For the moment, there seems to be an easing in the historic tensions between the two main – and often warring – branches of Islam. Religious differences are not the focus; this is a classic geopolitical power struggle for control of Iraq, Syria, and Kurdistan, and for expanding diplomatic and strategic reach throughout the region.
Iran is lined up to be the big winner in Syria. Daesh’s defeat will significantly lessen Sunni influence, and Tehran’s role as Syrian President Bashar al-Assad’s protector will only increase now that it appears Assad will remain in control of some portion of the country. Iran will have pieced together a land corridor to the Mediterranean. The Saudis will be left with little influence.
Read More: 128 bodies found in Syria town held by Daesh
The same goes for the United States. American forces have been largely relegated to playing traffic cop among various on-again off-again allies such as the Turks and Kurds, each with its own agenda in Syria. Any influence Washington thinks it still has is further diluted by the presence of the Russians, who are there to support Assad while maintaining a permanent presence in the heart of the Middle East. American efforts may wind up as little more than fumbling around to keep Israel and Jordan from overreacting to the increased Iranian influence on their borders.
In Saudi Arabia, meanwhile, Riyadh appears to be pivoting towards warmer relations with the Shi’ite government in Baghdad. That a Saudi airline is announcing the first return of direct service between the two countries since Saddam Hussein invaded Kuwait in 1990 is no coincidence, nor is it an isolated event.
The Saudis also appear ready to take advantage of a looming intra-Shi’ite power struggle in Baghdad among Prime Minister Haider al-Abadi, former Prime Minister Nouri al-Maliki, and Shi’ite cleric Moqtada al-Sadr.

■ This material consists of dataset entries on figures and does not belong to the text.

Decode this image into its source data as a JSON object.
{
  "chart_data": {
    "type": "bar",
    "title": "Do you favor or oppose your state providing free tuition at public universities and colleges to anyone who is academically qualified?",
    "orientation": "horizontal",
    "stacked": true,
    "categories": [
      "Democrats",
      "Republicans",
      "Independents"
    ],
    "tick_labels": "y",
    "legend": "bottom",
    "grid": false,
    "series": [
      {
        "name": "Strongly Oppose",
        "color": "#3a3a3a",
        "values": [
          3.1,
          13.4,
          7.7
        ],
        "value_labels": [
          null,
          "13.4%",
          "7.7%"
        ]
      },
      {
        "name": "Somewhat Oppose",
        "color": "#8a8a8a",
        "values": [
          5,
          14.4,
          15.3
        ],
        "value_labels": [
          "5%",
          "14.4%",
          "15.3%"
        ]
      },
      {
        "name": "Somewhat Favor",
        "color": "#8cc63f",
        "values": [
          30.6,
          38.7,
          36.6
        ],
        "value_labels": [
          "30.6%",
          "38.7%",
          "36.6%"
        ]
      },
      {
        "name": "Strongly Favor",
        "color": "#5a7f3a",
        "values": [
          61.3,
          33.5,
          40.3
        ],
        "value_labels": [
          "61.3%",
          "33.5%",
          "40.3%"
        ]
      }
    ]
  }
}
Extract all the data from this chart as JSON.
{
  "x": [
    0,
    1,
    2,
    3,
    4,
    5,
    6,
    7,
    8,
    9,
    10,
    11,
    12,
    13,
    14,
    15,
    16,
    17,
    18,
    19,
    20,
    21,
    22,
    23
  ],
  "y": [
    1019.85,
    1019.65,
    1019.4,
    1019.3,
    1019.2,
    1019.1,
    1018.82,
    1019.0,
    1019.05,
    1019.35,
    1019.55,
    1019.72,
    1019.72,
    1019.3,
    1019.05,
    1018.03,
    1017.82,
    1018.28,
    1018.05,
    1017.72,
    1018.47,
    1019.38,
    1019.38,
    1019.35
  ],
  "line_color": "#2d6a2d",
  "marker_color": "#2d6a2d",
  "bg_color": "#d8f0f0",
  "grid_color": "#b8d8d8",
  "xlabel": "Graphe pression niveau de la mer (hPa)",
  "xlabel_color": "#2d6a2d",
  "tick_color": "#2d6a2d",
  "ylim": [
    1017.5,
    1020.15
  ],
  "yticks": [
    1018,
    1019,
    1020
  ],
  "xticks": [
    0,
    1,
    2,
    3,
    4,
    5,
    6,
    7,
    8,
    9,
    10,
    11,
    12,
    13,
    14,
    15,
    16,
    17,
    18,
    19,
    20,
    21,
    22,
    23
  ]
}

Sadr, the most religiously zealous of the group, has always been something of a nationalist and is wary of Iranian influence. It is thus not surprising he made friendly trips under official invitation to Sunni Riyadh, and the United Arab Emirates, in recent months.
Sadr is an interesting choice for the Saudis to use to gain influence in Baghdad. Real progress for Riyadh means untangling years of close Iranian cooperation in Iraq, to include limiting the power of the Iranian-backed militias. Sadr has significant influence in that respect, and can use his popularity and credibility to sell Saudi cooperation to his followers who remember Saudi funding of al Qaeda in Iraq and Daesh over the years. Enhancing Sadr’s Shi’ite religious status can further Sunni Saudi goals. During his visit, the Saudis gifted Sadr with $10 million for “rebuilding,” and also astutely threw in some visas for this year’s Hajj pilgrimage for Sadr to distribute.
The Saudis otherwise have little to work with in Iraq compared to Iran. Tehran’s ties to officials in Baghdad are just a tiny part of a deep relationship forged in the bloody fight against the American occupiers and the ousting of Daesh. Iranian money continues to support Iraq, and the Shi’ite militias are still mostly under Iranian influence.
Iran is also probably the most stable Muslim nation in the Middle East. It has existed more or less within its current borders for thousands of years, and is largely religiously, culturally, and linguistically homogeneous (though keep an eye on the Kurdish minority.) While governed in significant part by its clerics, the country has held a series of increasingly democratic elections. And unlike the Saudi monarchs, Iran’s leaders do not rule in fear of an Islamic revolution. They already had one.
Power struggles create flashpoints, and the Saudi-Iranian fight post-Daesh is no exception. The Saudi-Iranian proxy war in Yemen has settled into a version of World War One-style trench warfare, with neither side strong enough to win nor weak enough to lose. In an ugly form of stasis, the conflict seems likely to stay within its present borders.
The powder keg is Kurdistan. Though arguably a de facto state since 2003, after the Kurds voted formally voted for independence in a Sept. 25 referendum, Iran and the Iranian-backed government in Baghdad were pressed to make clear they will not tolerate an actual Kurdish nation. With Daesh nearly defeated and combat-tested Shi’ite militias ready for their next tasks, Tehran and Baghdad no longer need to keep the Kurds on their side. Fighting has already broken out around Kirkuk, an oil-rich city in Iraqi Kurdistan, between forces supported by Baghdad/Tehran and Kurdish fighters – leaving a gap for the Saudis to offer financial or covert support to the Iraqi Kurds.
Saudi involvement could morph an Iraqi civil war into a new proxy struggle right on Iran’s own western border, with the possible complication of further unrest inside Iran by its Kurdish minority.
While it may seem odd to write about the changing balance of power in the Middle East largely leaving out the United States, that may well describe America’s range of options post-Daesh.
Washington’s influence in Baghdad is limited and relations with Iran are in shambles under the Trump administration. It is highly unlikely America will join Iran to fight against Kurdish allies who helped defeat Daesh. Nor are American troops likely to battle Iranian-led militias in support of Kurdish independence that Washington says it doesn’t really support right now.
That leaves the United States sidelined, with few options other than perhaps supporting the Saudis from afar in whatever anti-Iranian meddling they do in Iraq. A long fall from the heady days of 2003 when America was going to remake the Middle East. The victor after some 14 years of overlapping struggles? In the post-Daesh Middle East, look for Tehran to emerge dominant.